GAO Chronicles Deficiencies in Navy, Marine Corps Readiness

GAO Chronicles Deficiencies in Navy, Marine Corps Readiness

The Navy and Marine Corps are struggling to improve their readiness in the face of lengthy maintenance backlogs, a high operational tempo, and an aging fleet of ships, submarines and aircraft, according to testimony provided by the Government Accountability Office (GAO) at a Senate Armed Services Committee hearing last week. The Navy has lost more than 27,000 days of ship and submarine availability due to maintenance delays since 2012, with nuclear-powered submarines and aircraft carriers experiencing the lengthiest delays due to the lack of qualified shipyards, reported Breaking Defense.
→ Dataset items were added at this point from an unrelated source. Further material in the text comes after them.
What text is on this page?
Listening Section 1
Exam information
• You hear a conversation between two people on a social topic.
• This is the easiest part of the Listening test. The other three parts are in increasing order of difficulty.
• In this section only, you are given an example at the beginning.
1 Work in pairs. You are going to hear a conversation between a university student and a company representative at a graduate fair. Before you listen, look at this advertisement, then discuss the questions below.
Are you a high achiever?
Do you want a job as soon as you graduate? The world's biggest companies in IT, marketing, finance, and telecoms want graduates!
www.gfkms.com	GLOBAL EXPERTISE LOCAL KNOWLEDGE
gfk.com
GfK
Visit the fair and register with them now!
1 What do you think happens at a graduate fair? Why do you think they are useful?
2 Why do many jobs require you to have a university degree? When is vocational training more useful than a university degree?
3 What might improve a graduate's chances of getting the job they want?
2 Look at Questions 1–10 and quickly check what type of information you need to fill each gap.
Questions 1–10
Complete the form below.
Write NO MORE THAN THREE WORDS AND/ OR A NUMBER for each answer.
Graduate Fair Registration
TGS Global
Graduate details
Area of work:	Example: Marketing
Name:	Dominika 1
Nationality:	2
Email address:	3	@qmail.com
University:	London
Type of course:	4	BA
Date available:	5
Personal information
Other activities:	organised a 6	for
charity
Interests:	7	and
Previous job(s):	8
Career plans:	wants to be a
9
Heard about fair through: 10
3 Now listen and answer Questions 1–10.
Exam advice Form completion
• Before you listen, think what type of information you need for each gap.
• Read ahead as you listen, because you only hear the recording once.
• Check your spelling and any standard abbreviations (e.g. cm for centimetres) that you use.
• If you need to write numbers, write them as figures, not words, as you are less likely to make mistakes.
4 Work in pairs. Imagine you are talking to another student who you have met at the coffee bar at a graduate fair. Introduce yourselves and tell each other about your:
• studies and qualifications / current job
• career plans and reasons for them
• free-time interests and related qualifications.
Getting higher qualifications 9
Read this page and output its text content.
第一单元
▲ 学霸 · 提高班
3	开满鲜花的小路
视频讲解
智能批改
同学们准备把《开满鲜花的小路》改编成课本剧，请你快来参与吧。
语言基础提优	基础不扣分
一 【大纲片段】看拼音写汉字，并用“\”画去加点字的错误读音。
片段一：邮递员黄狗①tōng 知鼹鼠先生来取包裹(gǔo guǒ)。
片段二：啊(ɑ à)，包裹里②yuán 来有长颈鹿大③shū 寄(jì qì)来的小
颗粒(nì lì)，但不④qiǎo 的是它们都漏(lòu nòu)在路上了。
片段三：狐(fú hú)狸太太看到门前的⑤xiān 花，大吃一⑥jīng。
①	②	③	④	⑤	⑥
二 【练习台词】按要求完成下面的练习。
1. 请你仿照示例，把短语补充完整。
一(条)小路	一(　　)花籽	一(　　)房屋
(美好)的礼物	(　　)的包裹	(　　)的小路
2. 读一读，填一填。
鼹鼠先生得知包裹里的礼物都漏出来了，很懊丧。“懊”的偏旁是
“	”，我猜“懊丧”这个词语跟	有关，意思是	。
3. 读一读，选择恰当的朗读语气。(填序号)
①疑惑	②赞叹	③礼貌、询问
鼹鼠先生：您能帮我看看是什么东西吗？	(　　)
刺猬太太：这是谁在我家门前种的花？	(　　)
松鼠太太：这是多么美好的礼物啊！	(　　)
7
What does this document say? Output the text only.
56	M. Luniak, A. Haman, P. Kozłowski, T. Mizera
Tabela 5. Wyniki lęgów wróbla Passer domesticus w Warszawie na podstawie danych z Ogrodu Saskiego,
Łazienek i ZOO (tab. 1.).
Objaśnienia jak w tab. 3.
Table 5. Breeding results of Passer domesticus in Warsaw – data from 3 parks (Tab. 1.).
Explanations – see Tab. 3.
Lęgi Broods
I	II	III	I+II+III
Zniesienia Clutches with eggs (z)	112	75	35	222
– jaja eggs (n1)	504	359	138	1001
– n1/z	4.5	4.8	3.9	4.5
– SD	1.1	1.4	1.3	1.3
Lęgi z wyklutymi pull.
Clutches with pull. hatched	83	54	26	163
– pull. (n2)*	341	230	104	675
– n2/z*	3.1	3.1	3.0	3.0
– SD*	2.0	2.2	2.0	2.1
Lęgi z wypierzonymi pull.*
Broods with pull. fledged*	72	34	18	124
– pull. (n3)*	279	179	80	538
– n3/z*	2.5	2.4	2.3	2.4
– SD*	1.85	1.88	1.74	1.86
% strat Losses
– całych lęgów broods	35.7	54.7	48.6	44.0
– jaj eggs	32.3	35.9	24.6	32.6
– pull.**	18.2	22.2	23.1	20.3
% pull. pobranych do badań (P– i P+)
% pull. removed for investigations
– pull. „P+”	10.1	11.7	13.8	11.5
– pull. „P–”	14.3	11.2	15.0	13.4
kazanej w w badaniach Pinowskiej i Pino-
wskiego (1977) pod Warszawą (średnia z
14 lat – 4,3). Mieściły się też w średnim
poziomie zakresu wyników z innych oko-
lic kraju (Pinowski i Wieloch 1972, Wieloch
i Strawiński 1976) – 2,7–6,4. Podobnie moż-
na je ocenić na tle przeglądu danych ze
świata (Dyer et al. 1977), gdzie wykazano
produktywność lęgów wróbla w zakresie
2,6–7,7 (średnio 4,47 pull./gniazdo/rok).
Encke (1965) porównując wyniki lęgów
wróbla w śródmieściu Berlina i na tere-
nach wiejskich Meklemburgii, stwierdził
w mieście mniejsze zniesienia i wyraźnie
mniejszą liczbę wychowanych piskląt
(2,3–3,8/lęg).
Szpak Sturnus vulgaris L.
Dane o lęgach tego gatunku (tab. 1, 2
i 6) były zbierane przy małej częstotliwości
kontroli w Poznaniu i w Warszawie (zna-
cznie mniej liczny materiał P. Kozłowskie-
Three nuclear-powered attack submarines are currently out of service as they wait their turn in dry dock for repairs and overhaul.

“Completing maintenance on time has proven to be a wicked problem,” said John Pendleton, GAO’s director of defense capabilities and management.

Seven aircraft GAO reviewed have generally experienced decreasing availability since fiscal 2011, according to an agency report released in conjunction with the hearing. The F-35 has not met availability goals due to part shortages and poor sustainment planning, it said. The Navy has made progress, however, raising readiness rates for its operational squadrons of F/A-18E and F/A-18F Super Hornets, Vice Chief of Naval Operations Adm. William Moran told lawmakers. Readiness rates for combat-ready units of the Super Hornets are around 66 percent, up from about 45 percent last year.